SMRs in the real world are few. China & Russia from memory are the only live instances, and they're very few. There are lots of designs, and not a few prototypes. The Google link says:
"Kairos Power’s technology uses a molten-salt cooling system, combined with a ceramic, pebble-type fuel, to efficiently transport heat to a steam turbine to generate power. "
China's (only?) live SMR uses a pebble-bed. (just checked. went live 2021.) But theirs from what I know sounds quite a bit different to Kairos's.
So bleeding-edge A.I. is pushing bleeding-edge nukes? What could possibly go wrong ...
A quick reminder that even legacy nuclear power is extremely safe - fewer deaths per unit of power production than any other power generation method other than solar, and that's a close-run thing. Fossil fuels are associated with orders of magnitudes more deaths.

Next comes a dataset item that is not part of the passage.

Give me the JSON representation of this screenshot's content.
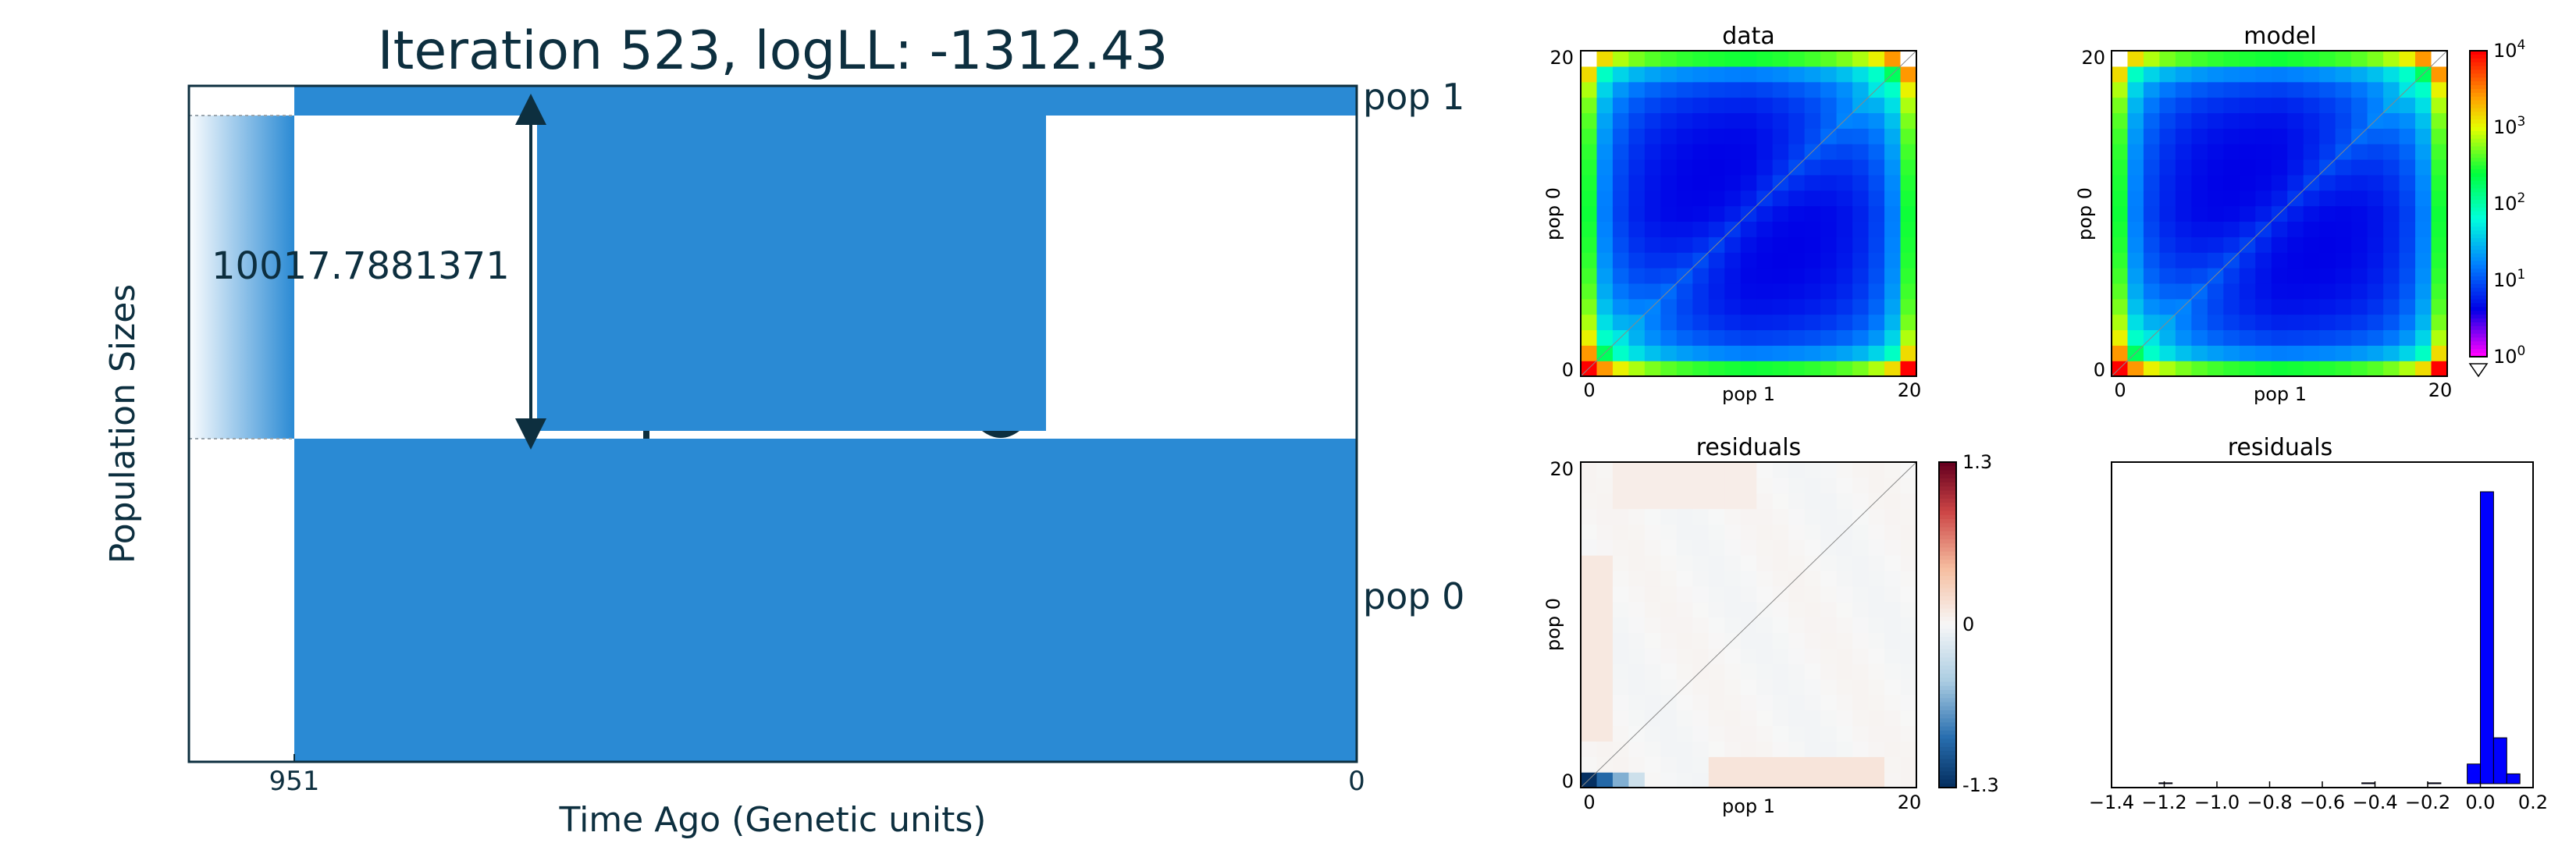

Instead of letting Rio lock in 20 years of cheap power at Tiwai we should have let them close and get the tech giants to bid for it. It's clear they are willing to pay ABOVE standard power rates to get the power they need. It could have subsidised other improvements to our network.
Tiwai is the perfect place for a datacentre. Cold a lot of the time and with a dedicated green power station which has about the same capacity then the combined SMR's google has committed to which won't come online till next decade.
Sure some jobs would have gone but the opportunity cost is massive. Probably would have been much better to give each employee $1m in redundancy.